Gazetecilerce bu hükmün üzerinde fazlaca tartışıldığını düşünmüyorum. Yani pek itirazı olan yok. Yasaları reddettiğimizi söylemiyoruz, "uymak zorunda değiliz" demiyoruz ama olguları ya da olayları ele alırken, kalıp haline getirilmiş retoriklerle hüküm vermeyi tercih ediyoruz.
Misal, "Bir ülkede gazeteciler tutuklanıyorsa..." diye başlayan bir retorik var. Bu cümle tamamlandığında ya gazeteciliğin kutsal bir meslek, gazetecilerin de yasalar önünde layüsel (mesuliyetsiz, dokunulmaz) olduğunu kabul edeceksiniz. Ya da susacaksınız ki, kimse sizi kınamasın.
Ülkede hukuk düzeni yalnızca gazetecilere değil, hiç kimseye haksızlık yapmayacak biçimde işlesin.

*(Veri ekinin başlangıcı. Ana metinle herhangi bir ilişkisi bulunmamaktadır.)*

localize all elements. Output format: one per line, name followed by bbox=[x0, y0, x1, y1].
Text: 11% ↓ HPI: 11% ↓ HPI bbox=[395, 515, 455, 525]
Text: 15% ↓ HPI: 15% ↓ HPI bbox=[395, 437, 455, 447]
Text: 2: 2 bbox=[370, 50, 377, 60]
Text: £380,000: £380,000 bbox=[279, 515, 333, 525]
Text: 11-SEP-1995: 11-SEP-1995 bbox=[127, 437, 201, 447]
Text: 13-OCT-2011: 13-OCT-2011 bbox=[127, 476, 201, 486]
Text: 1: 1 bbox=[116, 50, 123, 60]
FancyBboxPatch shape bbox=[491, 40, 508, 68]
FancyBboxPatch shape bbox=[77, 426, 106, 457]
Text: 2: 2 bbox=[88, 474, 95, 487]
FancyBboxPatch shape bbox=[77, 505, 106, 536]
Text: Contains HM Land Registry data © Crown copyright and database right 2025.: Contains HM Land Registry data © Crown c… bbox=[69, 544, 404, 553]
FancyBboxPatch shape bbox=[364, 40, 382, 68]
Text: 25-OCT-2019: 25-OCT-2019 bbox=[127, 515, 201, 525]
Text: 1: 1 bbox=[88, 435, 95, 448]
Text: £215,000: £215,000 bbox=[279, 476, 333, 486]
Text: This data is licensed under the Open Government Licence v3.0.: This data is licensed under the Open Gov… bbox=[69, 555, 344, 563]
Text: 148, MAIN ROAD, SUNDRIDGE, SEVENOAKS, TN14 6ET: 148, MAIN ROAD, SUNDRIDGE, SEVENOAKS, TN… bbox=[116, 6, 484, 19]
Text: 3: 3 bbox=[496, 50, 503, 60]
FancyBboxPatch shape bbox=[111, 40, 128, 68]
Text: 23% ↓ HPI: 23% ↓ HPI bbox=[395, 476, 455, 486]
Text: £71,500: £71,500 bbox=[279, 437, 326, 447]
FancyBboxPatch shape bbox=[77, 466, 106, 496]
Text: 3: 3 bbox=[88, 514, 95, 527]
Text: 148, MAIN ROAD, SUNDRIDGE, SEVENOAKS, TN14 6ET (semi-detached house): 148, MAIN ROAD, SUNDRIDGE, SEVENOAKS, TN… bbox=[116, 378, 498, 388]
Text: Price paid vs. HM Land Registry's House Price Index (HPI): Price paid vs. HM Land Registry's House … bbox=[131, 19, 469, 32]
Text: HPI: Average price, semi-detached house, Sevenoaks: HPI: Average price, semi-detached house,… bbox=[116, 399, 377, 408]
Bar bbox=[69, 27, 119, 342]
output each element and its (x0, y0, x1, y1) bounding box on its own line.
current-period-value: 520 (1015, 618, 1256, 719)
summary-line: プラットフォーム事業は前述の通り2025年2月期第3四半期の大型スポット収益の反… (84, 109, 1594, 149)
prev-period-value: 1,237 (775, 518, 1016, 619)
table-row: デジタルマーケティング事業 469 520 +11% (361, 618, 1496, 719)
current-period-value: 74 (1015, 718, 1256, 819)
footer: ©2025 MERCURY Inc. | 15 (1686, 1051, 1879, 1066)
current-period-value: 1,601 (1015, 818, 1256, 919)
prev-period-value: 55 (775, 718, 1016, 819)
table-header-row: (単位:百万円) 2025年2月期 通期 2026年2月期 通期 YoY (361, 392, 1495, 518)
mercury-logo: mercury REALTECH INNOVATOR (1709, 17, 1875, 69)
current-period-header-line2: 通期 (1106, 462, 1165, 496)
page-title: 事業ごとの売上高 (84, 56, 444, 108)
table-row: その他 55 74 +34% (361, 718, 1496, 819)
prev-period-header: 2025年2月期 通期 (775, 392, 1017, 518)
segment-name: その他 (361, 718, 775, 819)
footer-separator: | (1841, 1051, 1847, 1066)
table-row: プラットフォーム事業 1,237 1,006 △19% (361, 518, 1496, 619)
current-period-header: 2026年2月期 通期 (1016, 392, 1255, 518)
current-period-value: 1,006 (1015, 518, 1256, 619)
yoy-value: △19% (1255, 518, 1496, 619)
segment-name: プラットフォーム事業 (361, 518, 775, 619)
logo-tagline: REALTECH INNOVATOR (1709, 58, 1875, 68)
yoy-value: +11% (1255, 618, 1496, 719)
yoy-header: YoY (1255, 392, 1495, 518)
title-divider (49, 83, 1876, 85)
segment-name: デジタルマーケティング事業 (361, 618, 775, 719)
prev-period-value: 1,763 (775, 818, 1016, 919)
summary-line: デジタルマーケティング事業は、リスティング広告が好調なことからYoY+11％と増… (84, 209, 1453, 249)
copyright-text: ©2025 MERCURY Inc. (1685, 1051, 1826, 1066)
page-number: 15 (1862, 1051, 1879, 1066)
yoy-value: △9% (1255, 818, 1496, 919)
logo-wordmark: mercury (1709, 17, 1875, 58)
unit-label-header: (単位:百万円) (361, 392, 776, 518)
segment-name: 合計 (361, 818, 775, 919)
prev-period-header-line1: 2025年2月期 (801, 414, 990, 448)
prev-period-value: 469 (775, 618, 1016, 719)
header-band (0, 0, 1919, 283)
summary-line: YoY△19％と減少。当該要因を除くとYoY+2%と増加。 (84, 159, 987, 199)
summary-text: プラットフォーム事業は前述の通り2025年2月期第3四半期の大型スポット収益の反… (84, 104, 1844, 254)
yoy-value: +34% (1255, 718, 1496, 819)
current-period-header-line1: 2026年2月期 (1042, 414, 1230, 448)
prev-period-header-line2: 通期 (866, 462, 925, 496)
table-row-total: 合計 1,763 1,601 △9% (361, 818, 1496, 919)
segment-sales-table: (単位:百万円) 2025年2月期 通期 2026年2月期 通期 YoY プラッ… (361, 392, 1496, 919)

Talebin bu olması gerekirken, "Gazeteciler (eğer bizim mahalledense) ne yaparsa yapsın dokunulmamalı" gibi bir hak ihdas edilmeye çalışılıyor.
Can Dündar vakasında (Erdem Gül de tutuklandı ama adını pek anan yok) meslek örgütlerinin "Adalet biran önce tecelli etsin" ya da "yargılama tutuksuz yapılmalı" gibi anlaşılabilir talepler yerine, "haber yaptıkları için tutuklandılar" " Hukuk katledildi" vs sloganlarla ortaya çıkmaları doğru bir yaklaşım olarak görünmüyor.
Diyelim, "Ne yazarsa yazsın, gazeteciler hakkında soruşturma açılamaz" diye tartışmasız uymak zorunda olduğumuz bir ilke var. O zaman "neden sadece belirli dönemler ve belirli isimler" sorusuna cevap bulmak gerekiyor.